‘Charting the Journey: 37 Years Later’, The Feminist Library, July 2025

Charting the Journey: 37 Years Later’, The Feminist Library, July 2025

By Sarah Howard

    This event remembered and celebrated the publication of Charting the Journey: Writings by Black and Third World Women, published in 1988 by Sheba Feminist Press, with contributions from four of the five co-editors of this seminal Black Feminist text: Shabnam Grewal, Liliane Landor, Gail Lewis and Pratibha Parmar. Chaired by Lola Olufemi on 16 July 2025, it was part of a programme of events to celebrate the Feminist Library’s 50th anniversary.

Copyright: The Feminist Library.

    Journalist and documentary-maker Shabnam Grewal, an early member of Southall Black Sisters and active in Black women’s publishing from the early 1980s, started proceedings by producing the original letter sent out to women’s centres in January 1984 that was the genesis of the book. Writer, academic and psychotherapist Gail Lewis, member of the Brixton Black Women’s Group and one of the founder members of the Organisation of Women of African and Asian Descent (OWAAD), recalled that the impetus for the project was in part to redress the predominance of US-based Black women’s experiences in debates and in print, and to have the space to speak about the specificities of Black experience in the UK. She mentioned the negative experiences at the first feminist book fair in 1984, in which Black British voices were overshadowed and excluded – a discussion about which appears in Charting the Journey, in an interview by Jackie Kay and Pratibha Parmar with Audre Lorde.

    ‘Speaking from the margins, but not staying in the margins’; including and reclaiming internationalist and Third World perspectives and resistance was another foundational motivation for the book, according to journalist and broadcasting executive Liliane Landor, who in the early 1980s was co-founder of feminist newspaper Outwrite, which ran from 1982-88. Filmmaker Pratibha Parmar – whose contributions were read by Vera Khan – talked about how the Sheba Feminist Press, a publishing collective launched in 1980, shifted through the decade from its foundation by White women involved in the Women’s Liberation Movement to a predominately Black and Asian organisation committed to Black, working class and lesbian publishing.

    Discussions around the political context of the time brought up both what Gail Lewis called the ‘highly tense condensed moment’ and Pratibha Parmar a time of ‘dissonance and fracture modes of resistance’, in which the Thatcher government attempted to rework state-citizen relations, linked to ideas about race, immigration and employment, and the simultaneous burgeoning of social protest movements. Gail Lewis described Charting the Journey as an intervention, announcement and analysis of that moment and its attack on  women, Black and queer communities and the working class.

    Liliane Landor discussed reclaiming internationalism, and how the book was an intervention in solidarity and linking the experiences of women of colour in the UK with Third World women, in the parlance of the time, and anti-colonial movements. She describes the project as about disrupting narratives of colonial ‘rescue’ of ‘passive’ and ‘oppressed’ Third World women from traditionalism by the more ‘enlightened’ women’s movement, and ‘creating intersectionality before the word was heard of’. Gail Lewis said that it ‘fills me with joy to hear “Black” being used in the ways we used it then’, as inheritors of the anti-colonial struggle and as a way of teasing out links beyond the African diaspora; ‘this was what differentiated us from the Women’s Liberation Movement.’

    Various of the panellists brought up the spaces of joy, care, nourishment and connection that feminist organising produced.

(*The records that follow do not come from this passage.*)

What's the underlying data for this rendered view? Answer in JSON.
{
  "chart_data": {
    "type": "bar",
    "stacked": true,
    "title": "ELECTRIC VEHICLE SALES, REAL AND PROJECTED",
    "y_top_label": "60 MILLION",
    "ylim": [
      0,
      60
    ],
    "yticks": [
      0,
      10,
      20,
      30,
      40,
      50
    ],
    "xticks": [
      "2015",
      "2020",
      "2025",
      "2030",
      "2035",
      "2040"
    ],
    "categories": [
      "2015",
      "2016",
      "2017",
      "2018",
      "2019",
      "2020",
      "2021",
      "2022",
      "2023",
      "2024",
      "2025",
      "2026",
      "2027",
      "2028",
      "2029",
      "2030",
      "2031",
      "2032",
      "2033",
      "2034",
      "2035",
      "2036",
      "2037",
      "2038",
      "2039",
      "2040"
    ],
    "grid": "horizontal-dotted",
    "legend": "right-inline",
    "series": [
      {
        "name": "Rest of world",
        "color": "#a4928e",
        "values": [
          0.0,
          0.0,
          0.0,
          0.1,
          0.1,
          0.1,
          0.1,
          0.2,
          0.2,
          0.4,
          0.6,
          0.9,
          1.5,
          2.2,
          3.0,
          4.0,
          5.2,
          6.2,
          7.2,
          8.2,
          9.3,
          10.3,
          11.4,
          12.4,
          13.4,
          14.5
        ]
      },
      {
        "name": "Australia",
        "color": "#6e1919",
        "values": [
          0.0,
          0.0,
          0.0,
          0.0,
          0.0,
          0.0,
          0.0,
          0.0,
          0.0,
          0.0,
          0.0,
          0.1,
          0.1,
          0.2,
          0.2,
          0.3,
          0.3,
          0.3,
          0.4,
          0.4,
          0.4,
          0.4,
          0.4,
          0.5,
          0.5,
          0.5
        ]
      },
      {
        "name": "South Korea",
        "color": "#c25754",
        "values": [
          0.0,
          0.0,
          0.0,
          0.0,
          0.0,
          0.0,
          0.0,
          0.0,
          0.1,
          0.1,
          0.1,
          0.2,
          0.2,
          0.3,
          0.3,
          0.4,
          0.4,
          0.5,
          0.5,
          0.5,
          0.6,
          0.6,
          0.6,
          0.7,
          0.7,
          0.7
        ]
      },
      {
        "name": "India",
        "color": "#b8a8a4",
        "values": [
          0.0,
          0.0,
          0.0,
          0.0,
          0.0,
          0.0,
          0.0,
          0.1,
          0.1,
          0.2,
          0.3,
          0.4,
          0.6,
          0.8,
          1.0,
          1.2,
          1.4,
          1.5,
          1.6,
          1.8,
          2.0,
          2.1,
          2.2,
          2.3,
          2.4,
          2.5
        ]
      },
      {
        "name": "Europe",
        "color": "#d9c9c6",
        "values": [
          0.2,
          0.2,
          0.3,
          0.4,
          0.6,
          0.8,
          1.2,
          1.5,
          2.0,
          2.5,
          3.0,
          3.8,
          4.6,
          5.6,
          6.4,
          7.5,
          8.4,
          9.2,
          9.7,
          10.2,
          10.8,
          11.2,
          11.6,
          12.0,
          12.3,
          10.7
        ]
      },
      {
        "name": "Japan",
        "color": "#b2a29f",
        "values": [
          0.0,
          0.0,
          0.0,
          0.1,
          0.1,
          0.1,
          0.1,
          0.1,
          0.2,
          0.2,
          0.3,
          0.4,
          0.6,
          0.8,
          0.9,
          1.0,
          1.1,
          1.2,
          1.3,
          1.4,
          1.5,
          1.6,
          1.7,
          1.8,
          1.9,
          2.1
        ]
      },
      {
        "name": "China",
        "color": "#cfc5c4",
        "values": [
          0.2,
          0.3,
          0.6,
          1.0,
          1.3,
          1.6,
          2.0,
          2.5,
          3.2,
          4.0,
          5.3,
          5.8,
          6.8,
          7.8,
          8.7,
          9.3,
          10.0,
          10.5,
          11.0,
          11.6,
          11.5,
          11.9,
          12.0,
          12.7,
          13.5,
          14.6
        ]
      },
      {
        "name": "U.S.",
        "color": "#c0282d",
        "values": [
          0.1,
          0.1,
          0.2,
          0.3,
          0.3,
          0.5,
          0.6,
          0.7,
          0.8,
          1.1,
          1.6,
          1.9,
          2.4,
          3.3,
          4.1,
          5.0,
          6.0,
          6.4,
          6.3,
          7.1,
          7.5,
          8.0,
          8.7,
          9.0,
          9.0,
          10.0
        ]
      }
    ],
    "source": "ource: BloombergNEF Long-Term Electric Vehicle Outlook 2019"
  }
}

Shabnam Grewel described the excitement and exhilaration of making connections with a wide range of women, and having the time and space to gather, dance and hang out – a freedom that has been curtailed for subsequent generations facing precarity, lack of affordable housing, high costs of living and increased police intervention; on the latter, Lola Olufemi mentioned the Feminist Library’s own history of occupation and squatting.

    Discussions and questions about the legacy of the book in contemporary feminist activism and organising covered more ground than this short resource page can cover with any justice. From generational differences among feminism, especially on transgender issues, to Palestine as the litmus test of global solidarity, and to maintaining mobilisation in the era of social media and the ideological formation of neoliberalism, the event showed that debates provoked by Charting the Journey remain live 37 years later. Instead of attempting to sum up the wide-ranging discussion, I will finish with some powerful final words from Gail Lewis (slightly condensed):

    Don’t count me in to the generational divide, when it comes to that incredible fault line around trans, that is used against progressive thought, that is used against imaginations of freedom. Don’t count me in my age group. I refuse it. … Black feminism brought an absolutely probing idea that what is called woman is not a singular thing and you want me to align with something that promotes a particular vision of womanhood? You are mad… We were at the forefront of understanding into the violence of boundary closures. Our mission was to trouble gender categories and a binary divide – because we, as Black women, were excluded as women. We have laid the ground and people have picked it up and travelled with it.